SET @batch_size = 10000;
SET @rows_affected = 1;

WHILE @rows_affected > 0 DO
  DELETE FROM events
  WHERE created_at < NOW() - INTERVAL 90 DAY
  LIMIT @batch_size;
  SET @rows_affected = ROW_COUNT();
END WHILE;

Alternatively, perform bulk changes via partition management (dropping partitions) where appropriate.

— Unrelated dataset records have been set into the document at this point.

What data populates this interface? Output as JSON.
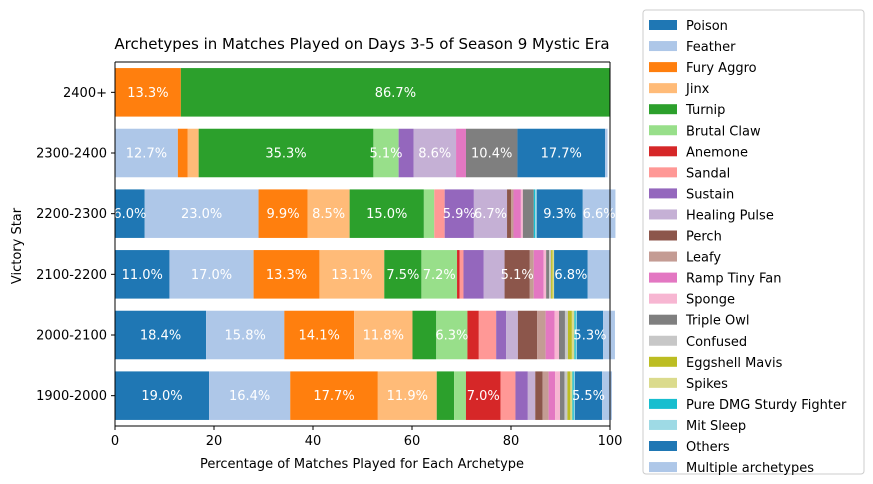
{
  "chart_data": {
    "type": "bar",
    "orientation": "horizontal",
    "stacked": true,
    "title": "Archetypes in Matches Played on Days 3-5 of Season 9 Mystic Era",
    "xlabel": "Percentage of Matches Played for Each Archetype",
    "ylabel": "Victory Star",
    "xlim": [
      0,
      100
    ],
    "xticks": [
      "0",
      "20",
      "40",
      "60",
      "80",
      "100"
    ],
    "grid": false,
    "legend_position": "right-outside",
    "categories": [
      "2400+",
      "2300-2400",
      "2200-2300",
      "2100-2200",
      "2000-2100",
      "1900-2000"
    ],
    "series": [
      {
        "name": "Poison",
        "color": "#1f77b4",
        "values": [
          0,
          0,
          6.0,
          11.0,
          18.4,
          19.0
        ]
      },
      {
        "name": "Feather",
        "color": "#aec7e8",
        "values": [
          0,
          12.7,
          23.0,
          17.0,
          15.8,
          16.4
        ]
      },
      {
        "name": "Fury Aggro",
        "color": "#ff7f0e",
        "values": [
          13.3,
          2.0,
          9.9,
          13.3,
          14.1,
          17.7
        ]
      },
      {
        "name": "Jinx",
        "color": "#ffbb78",
        "values": [
          0,
          2.2,
          8.5,
          13.1,
          11.8,
          11.9
        ]
      },
      {
        "name": "Turnip",
        "color": "#2ca02c",
        "values": [
          86.7,
          35.3,
          15.0,
          7.5,
          4.8,
          3.5
        ]
      },
      {
        "name": "Brutal Claw",
        "color": "#98df8a",
        "values": [
          0,
          5.1,
          2.1,
          7.2,
          6.3,
          2.4
        ]
      },
      {
        "name": "Anemone",
        "color": "#d62728",
        "values": [
          0,
          0,
          0,
          0.5,
          2.3,
          7.0
        ]
      },
      {
        "name": "Sandal",
        "color": "#ff9896",
        "values": [
          0,
          0,
          2.1,
          0.8,
          3.5,
          3.0
        ]
      },
      {
        "name": "Sustain",
        "color": "#9467bd",
        "values": [
          0,
          3.0,
          5.9,
          4.1,
          2.0,
          2.5
        ]
      },
      {
        "name": "Healing Pulse",
        "color": "#c5b0d5",
        "values": [
          0,
          8.6,
          6.7,
          4.2,
          2.4,
          1.5
        ]
      },
      {
        "name": "Perch",
        "color": "#8c564b",
        "values": [
          0,
          0,
          0.8,
          5.1,
          3.9,
          1.5
        ]
      },
      {
        "name": "Leafy",
        "color": "#c49c94",
        "values": [
          0,
          0,
          0.5,
          0.8,
          1.7,
          1.2
        ]
      },
      {
        "name": "Ramp Tiny Fan",
        "color": "#e377c2",
        "values": [
          0,
          2.0,
          1.5,
          2.0,
          1.8,
          1.3
        ]
      },
      {
        "name": "Sponge",
        "color": "#f7b6d2",
        "values": [
          0,
          0,
          0.4,
          0.5,
          0.9,
          1.0
        ]
      },
      {
        "name": "Triple Owl",
        "color": "#7f7f7f",
        "values": [
          0,
          10.4,
          2.2,
          0.6,
          1.2,
          0.9
        ]
      },
      {
        "name": "Confused",
        "color": "#c7c7c7",
        "values": [
          0,
          0,
          0,
          0.4,
          0.6,
          0.6
        ]
      },
      {
        "name": "Eggshell Mavis",
        "color": "#bcbd22",
        "values": [
          0,
          0,
          0,
          0.3,
          0.8,
          0.6
        ]
      },
      {
        "name": "Spikes",
        "color": "#dbdb8d",
        "values": [
          0,
          0,
          0,
          0.3,
          0.5,
          0.4
        ]
      },
      {
        "name": "Pure DMG Sturdy Fighter",
        "color": "#17becf",
        "values": [
          0,
          0,
          0.3,
          0,
          0.3,
          0.3
        ]
      },
      {
        "name": "Mit Sleep",
        "color": "#9edae5",
        "values": [
          0,
          0,
          0.3,
          0,
          0.2,
          0.2
        ]
      },
      {
        "name": "Others",
        "color": "#1f77b4",
        "values": [
          0,
          17.7,
          9.3,
          6.8,
          5.3,
          5.5
        ]
      },
      {
        "name": "Multiple archetypes",
        "color": "#aec7e8",
        "values": [
          0,
          0.5,
          6.6,
          4.5,
          2.4,
          2.0
        ]
      }
    ],
    "labels": [
      [
        null,
        null,
        null,
        null,
        "13.3%",
        "86.7%"
      ],
      [
        null,
        "12.7%",
        "35.3%",
        "5.1%",
        "8.6%",
        "10.4%",
        "17.7%"
      ],
      [
        "6.0%",
        "23.0%",
        "9.9%",
        "8.5%",
        "15.0%",
        "5.9%",
        "6.7%",
        "9.3%",
        "6.6%"
      ],
      [
        "11.0%",
        "17.0%",
        "13.3%",
        "13.1%",
        "7.5%",
        "7.2%",
        "5.1%",
        "6.8%"
      ],
      [
        "18.4%",
        "15.8%",
        "14.1%",
        "11.8%",
        "6.3%",
        "5.3%"
      ],
      [
        "19.0%",
        "16.4%",
        "17.7%",
        "11.9%",
        "7.0%",
        "5.5%"
      ]
    ]
  }
}
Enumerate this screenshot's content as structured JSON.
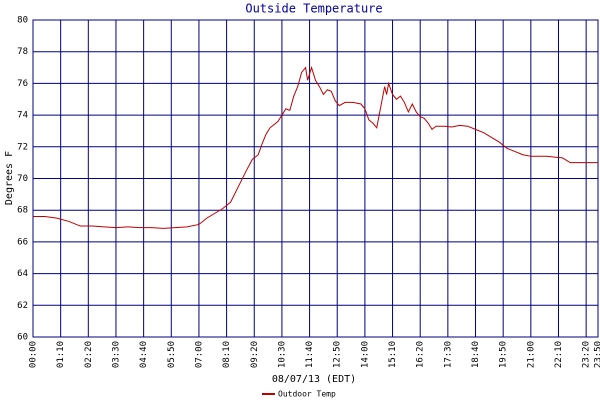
{
  "chart_data": {
    "type": "line",
    "title": "Outside Temperature",
    "ylabel": "Degrees F",
    "xlabel": "08/07/13 (EDT)",
    "x": [
      0,
      30,
      60,
      90,
      120,
      150,
      180,
      210,
      240,
      270,
      300,
      330,
      360,
      390,
      420,
      440,
      460,
      480,
      500,
      520,
      540,
      555,
      570,
      580,
      590,
      600,
      610,
      620,
      630,
      640,
      650,
      660,
      670,
      680,
      690,
      695,
      705,
      715,
      725,
      735,
      745,
      755,
      765,
      775,
      790,
      810,
      830,
      840,
      850,
      860,
      870,
      880,
      890,
      895,
      900,
      910,
      920,
      930,
      940,
      950,
      960,
      970,
      980,
      990,
      1000,
      1010,
      1020,
      1040,
      1060,
      1080,
      1100,
      1120,
      1140,
      1160,
      1180,
      1200,
      1220,
      1240,
      1260,
      1280,
      1300,
      1320,
      1340,
      1360,
      1380,
      1430
    ],
    "series": [
      {
        "name": "Outdoor Temp",
        "color": "#c00000",
        "values": [
          67.6,
          67.6,
          67.5,
          67.3,
          67.0,
          67.0,
          66.95,
          66.9,
          66.95,
          66.9,
          66.9,
          66.85,
          66.9,
          66.95,
          67.1,
          67.5,
          67.8,
          68.1,
          68.5,
          69.5,
          70.5,
          71.2,
          71.5,
          72.2,
          72.8,
          73.2,
          73.4,
          73.6,
          74.0,
          74.4,
          74.3,
          75.2,
          75.8,
          76.7,
          77.0,
          76.2,
          77.0,
          76.2,
          75.8,
          75.3,
          75.6,
          75.5,
          74.9,
          74.6,
          74.8,
          74.8,
          74.7,
          74.4,
          73.7,
          73.5,
          73.2,
          74.5,
          75.8,
          75.3,
          76.0,
          75.3,
          75.0,
          75.2,
          74.8,
          74.2,
          74.7,
          74.2,
          73.9,
          73.8,
          73.5,
          73.1,
          73.3,
          73.3,
          73.25,
          73.35,
          73.3,
          73.1,
          72.9,
          72.6,
          72.3,
          71.9,
          71.7,
          71.5,
          71.4,
          71.4,
          71.4,
          71.35,
          71.3,
          71.0,
          71.0,
          71.0
        ]
      }
    ],
    "xlim": [
      0,
      1430
    ],
    "xticks": [
      {
        "value": 0,
        "label": "00:00"
      },
      {
        "value": 70,
        "label": "01:10"
      },
      {
        "value": 140,
        "label": "02:20"
      },
      {
        "value": 210,
        "label": "03:30"
      },
      {
        "value": 280,
        "label": "04:40"
      },
      {
        "value": 350,
        "label": "05:50"
      },
      {
        "value": 420,
        "label": "07:00"
      },
      {
        "value": 490,
        "label": "08:10"
      },
      {
        "value": 560,
        "label": "09:20"
      },
      {
        "value": 630,
        "label": "10:30"
      },
      {
        "value": 700,
        "label": "11:40"
      },
      {
        "value": 770,
        "label": "12:50"
      },
      {
        "value": 840,
        "label": "14:00"
      },
      {
        "value": 910,
        "label": "15:10"
      },
      {
        "value": 980,
        "label": "16:20"
      },
      {
        "value": 1050,
        "label": "17:30"
      },
      {
        "value": 1120,
        "label": "18:40"
      },
      {
        "value": 1190,
        "label": "19:50"
      },
      {
        "value": 1260,
        "label": "21:00"
      },
      {
        "value": 1330,
        "label": "22:10"
      },
      {
        "value": 1400,
        "label": "23:20"
      },
      {
        "value": 1430,
        "label": "23:50"
      }
    ],
    "ylim": [
      60,
      80
    ],
    "yticks": [
      60,
      62,
      64,
      66,
      68,
      70,
      72,
      74,
      76,
      78,
      80
    ],
    "grid": true,
    "grid_color": "#000080"
  }
}
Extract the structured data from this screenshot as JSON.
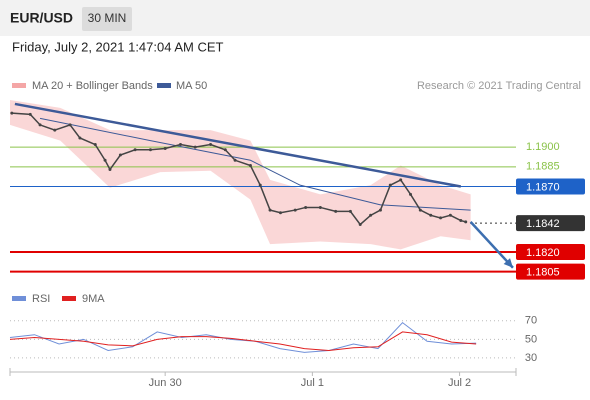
{
  "header": {
    "symbol": "EUR/USD",
    "timeframe": "30 MIN",
    "datetime": "Friday, July 2, 2021 1:47:04 AM CET",
    "credit": "Research © 2021 Trading Central"
  },
  "chart_data": [
    {
      "type": "line",
      "xlim": [
        0,
        82.5
      ],
      "ylim": [
        1.1791,
        1.1936
      ],
      "price": {
        "color": "#444444",
        "x": [
          0.3,
          3.3,
          4.9,
          7.3,
          9.8,
          11.4,
          13.9,
          15.5,
          16.3,
          18,
          20.4,
          22.9,
          25.3,
          27.8,
          30.2,
          32.7,
          35.1,
          36.7,
          39.2,
          40.8,
          42.4,
          44.1,
          46.5,
          48.2,
          50.6,
          53.1,
          55.5,
          57.1,
          58.8,
          60.4,
          62,
          63.7,
          65.3,
          66.9,
          68.6,
          70.2,
          71.8,
          73.5,
          74.3
        ],
        "values": [
          1.1926,
          1.1925,
          1.1917,
          1.1913,
          1.1917,
          1.1907,
          1.1902,
          1.189,
          1.1883,
          1.1894,
          1.1898,
          1.1898,
          1.1899,
          1.1902,
          1.19,
          1.1902,
          1.1898,
          1.189,
          1.1886,
          1.1871,
          1.1852,
          1.185,
          1.1852,
          1.1854,
          1.1854,
          1.1851,
          1.1851,
          1.1841,
          1.1848,
          1.1852,
          1.1871,
          1.1875,
          1.1864,
          1.1852,
          1.1848,
          1.1846,
          1.1848,
          1.1844,
          1.1843
        ]
      },
      "band": {
        "name": "MA 20 + Bollinger Bands",
        "color": "#f4a6a6",
        "x": [
          0,
          8.2,
          16.3,
          24.5,
          32.7,
          39.2,
          42.4,
          50.6,
          58.8,
          63.7,
          70.2,
          75.1
        ],
        "upper": [
          1.1936,
          1.193,
          1.1913,
          1.1913,
          1.1913,
          1.1905,
          1.1875,
          1.1864,
          1.1871,
          1.1886,
          1.1871,
          1.1864
        ],
        "lower": [
          1.1917,
          1.1905,
          1.1869,
          1.1881,
          1.1882,
          1.186,
          1.1826,
          1.1828,
          1.1826,
          1.1822,
          1.1832,
          1.1829
        ]
      },
      "series": [
        {
          "name": "MA 50",
          "color": "#3d5a98",
          "x": [
            4.9,
            22.9,
            39.2,
            47.3,
            60.4,
            75.1
          ],
          "values": [
            1.1922,
            1.1905,
            1.189,
            1.1871,
            1.1856,
            1.1852
          ]
        }
      ],
      "trendline": {
        "color": "#3d5a98",
        "x": [
          0.8,
          73.5
        ],
        "values": [
          1.1933,
          1.187
        ]
      },
      "forecast_arrow": {
        "color": "#3d6fb0",
        "x": [
          75.1,
          82
        ],
        "values": [
          1.1843,
          1.1808
        ]
      },
      "levels": [
        {
          "value": 1.19,
          "label": "1.1900",
          "color": "#8bc34a",
          "style": "text",
          "line": "solid"
        },
        {
          "value": 1.1885,
          "label": "1.1885",
          "color": "#8bc34a",
          "style": "text",
          "line": "solid"
        },
        {
          "value": 1.187,
          "label": "1.1870",
          "color": "#1e62c8",
          "style": "badge",
          "line": "solid"
        },
        {
          "value": 1.1842,
          "label": "1.1842",
          "color": "#333333",
          "style": "badge",
          "line": "dotted"
        },
        {
          "value": 1.182,
          "label": "1.1820",
          "color": "#e00000",
          "style": "badge",
          "line": "bold"
        },
        {
          "value": 1.1805,
          "label": "1.1805",
          "color": "#e00000",
          "style": "badge",
          "line": "bold"
        }
      ]
    },
    {
      "type": "line",
      "xlim": [
        0,
        82.5
      ],
      "ylim": [
        17,
        87
      ],
      "yticks": [
        70,
        50,
        30
      ],
      "xticks": [
        {
          "value": 25.3,
          "label": "Jun 30"
        },
        {
          "value": 49.3,
          "label": "Jul 1"
        },
        {
          "value": 73.3,
          "label": "Jul 2"
        }
      ],
      "series": [
        {
          "name": "RSI",
          "color": "#6f8fd8",
          "x": [
            0,
            4,
            8,
            12,
            16,
            20,
            24,
            28,
            32,
            36,
            40,
            44,
            48,
            52,
            56,
            60,
            64,
            68,
            72,
            76
          ],
          "values": [
            52,
            55,
            45,
            50,
            38,
            42,
            58,
            52,
            55,
            50,
            48,
            40,
            36,
            38,
            45,
            40,
            68,
            48,
            45,
            46
          ]
        },
        {
          "name": "9MA",
          "color": "#e02020",
          "x": [
            0,
            4,
            8,
            12,
            16,
            20,
            24,
            28,
            32,
            36,
            40,
            44,
            48,
            52,
            56,
            60,
            64,
            68,
            72,
            76
          ],
          "values": [
            50,
            52,
            50,
            48,
            44,
            43,
            50,
            53,
            53,
            51,
            48,
            45,
            40,
            38,
            41,
            42,
            58,
            55,
            47,
            45
          ]
        }
      ]
    }
  ]
}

8. Undo logs and replication

Undo logs are not replicated directly, but they influence replication behaviour:

On row-based replication, the slave applies row changes, generating its own undo logs.
If the slave has long-running transactions (e.g. reporting queries), purge may lag, increasing undo usage.
Heavy purge activity on the master can increase I/O load, indirectly affecting binary log flushing and replication delay.

Best practices:

Keep analytical/reporting workloads off the primary where possible (use replicas or dedicated analytics nodes).
Monitor INNODB_TRX on replicas as well; long reads there can also cause undo growth.
Ensure replicas have similar purge and undo configuration to avoid surprises.

9. Practical checklist

When you see growing undo tablespaces or MVCC-related performance issues, walk through this checklist:

Identify long transactions
- Query INFORMATION_SCHEMA.INNODB_TRX and resolve or terminate runaway sessions.
Inspect history length
- Use SHOW ENGINE INNODB STATUS to see if history list length is growing.
Review workload patterns
- Look for large bulk operations, periodic jobs, or new application features that increased write volume.
Evaluate purge configuration
- Consider modest increases to innodb_purge_threads and tune batch size.
Plan long-term layout
- Ensure undo tablespaces are on appropriate storage and sized for peak workloads.

This article offers general technical guidance. Validate all configurations in a safe environment before applying them to production.